Alguns poemas e textos que vão ler já foram "postados"antes, em outro blogue. Só que nesse outro blogue - a minha primeira experiência na blogosfera - eu era um mero colaborador. Neste, não. Assim, considero que ao "postar" os meus trabalhos no actual blogue, eles passam a pertencer a uma casa que é a deles. Complementando o que escrevi no primeiro texto do " À beira de Àgua ", desejo que saibam que a minha pretensão é apenas continuar a ser aquele que sempre fui - o que escreveu e disse e falou, ao longo de muitos anos, aos poucos amigos, mas bons, que sempre tive, e tenho, os meus sentimentos e sonhos - apenas com a diferença de que o suporte agora é digital, existe a experiência da vida e escrevo para a blogosfera. Tenho uma consolação - que sempre foi uma garantia, aliás -: a de que haverá sempre no mundo, tão vasto , um coração que vibre com a mesma intensidade do que o meu. Quanto a0 pensamento e às opiniões : as vossas serão sempre bem vindas. Estejam à vontade para me comentar, embora não goste da palavra. Digam, no entanto, o que quiserem. Com o respeito,claro,que todos nos devemos uns aos outros. Podem crer que sou um peixe que vive perfeitamente em contacto com a infinita diversidade dos peixes. Sempre assim fui. Adoro a diversidade. Respiro, no entanto, mais com a diversidade dos peixes, do que com a doença das águas. Não tolero a poluição. Bater-me-ei pela limpeza das águas. Gosto das águas transparentes. Gosto dos que escrevem simplesmente.
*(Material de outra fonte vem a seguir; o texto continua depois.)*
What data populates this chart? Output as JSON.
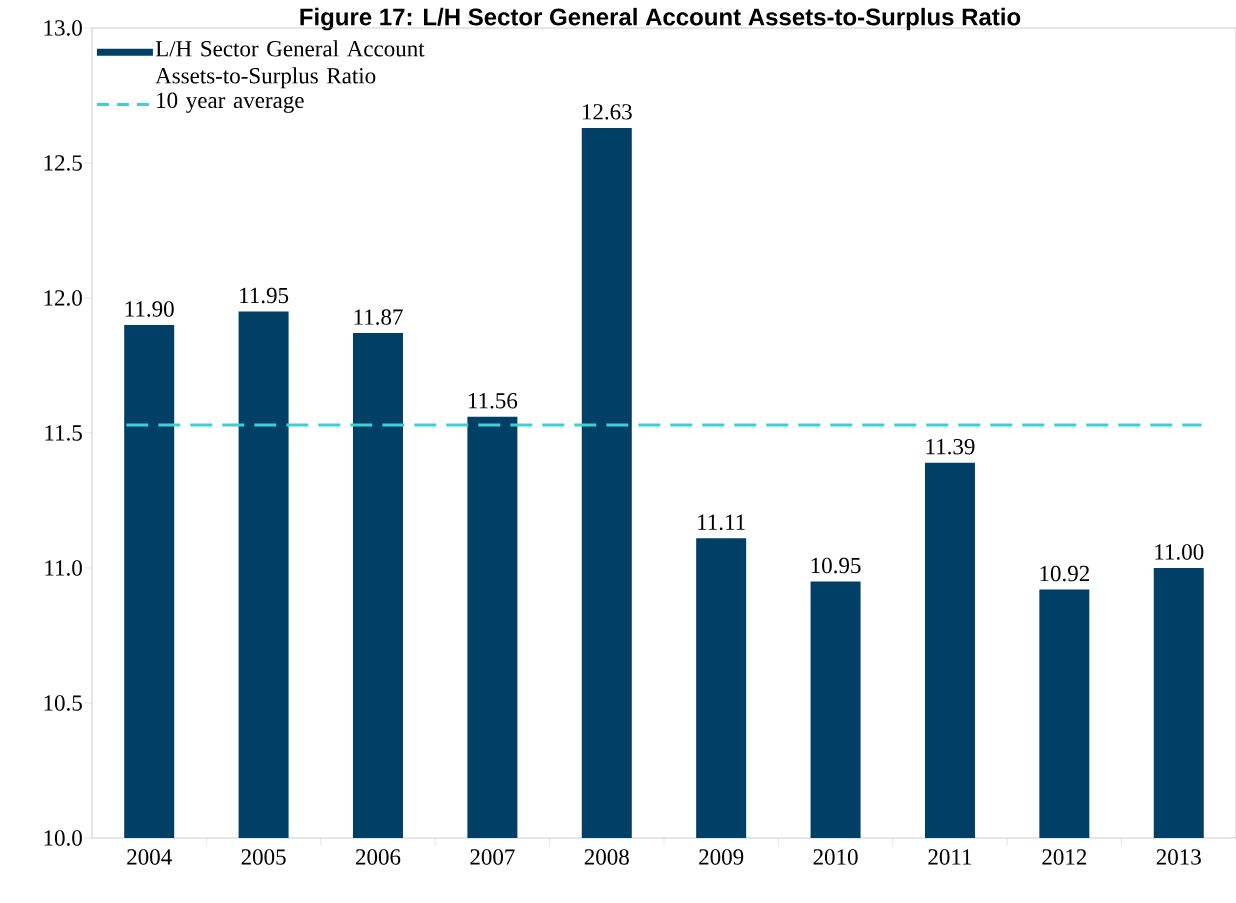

Dos que me olham nos olhos quando falam conigo. Dos que sabem e gostam de perdoar. Prefiro as pessoas bondosas às pessoas inteligentes. Não gosto dos que mentem e traem. Se não gostasse da transparência... como me sentiria feliz, À Beira De Água? Eduardo Aleixo

quinta-feira, 8 de maio de 2008

Velhice

POEMA
A horta que plantaste
Toda a vida
Como o sonho
Da tua vida
Olhas para ela
Agora
Velho
Sentado
Inválido:
Como podes evitar as lágrimas? ( Quintela de Azurara, 16/02/1999 )
Eduardo Aleixo

Sei o caminho que trilhas

POEMA
Sei o caminho
Que trilhas
Solitário
Como o rastro
De um navio...
Eduardo Aleixo

quarta-feira, 7 de maio de 2008

SOMOS

POEMA
Somos barcos que choram Portos que gritam Gaivotas que procuram Eduardo Aleixo

terça-feira, 6 de maio de 2008

O que me seduz

POEMA

O que me seduz Não é aquilo que não tenho

Mas aquilo que não vejo Mas vislumbro Às vezes São momentos de leveza Em que as respostas surgem E os encontros acontecem No mesmo chão Onde sofro Canto E amo... Mas em que o corpo respira Com outro enlevo e som... Eduardo Aleixo

As águas do meu rio

POEMA
São estas as águas do rio
Que le(a)vam as letras do meu nome.
Águas limpas águas claras águas sempre em movimento.
Nelas deslisa o bote do meu destino.
O meu corpo fala a linguagem dos peixes
Que sabem ser este o espaço
Da minha liberdade.
Aqui, o cântico do sol e da bruma
Brota do ritmo harmonioso do meu coração
Identificado com a terra , com o céu e com a água.
O verde das margens é o verde dos meus olhos.
É este o rio certo.
O barco certo.
O ritmo certo.
Eduardo Aleixo

segunda-feira, 5 de maio de 2008

À beira de água

Não é um afastamento do mundo. É escrever sobre o Mundo no espaço que mais amo, à beira de água, ouvindo a voz da corrente, esperando o canto do silêncio. É um recanto. É um regresso permanente, como sempre foi a minha vida. Regresso à cada vez mais indispensável serenidade. Será bem vindo aqui a este espaço sem tempo quem vier de coração aberto. Se continuar a ser criança. Se não a tiver perdido na selva do mundo. Se gostar de aqui estar. Não é preciso falar. O essencial é que se sinta bem. Como eu. Debaixo das estrelas. Aqui se vai escrevendo o que a alma vai dizendo.
À beira de água é um sítio de alma. Com alma.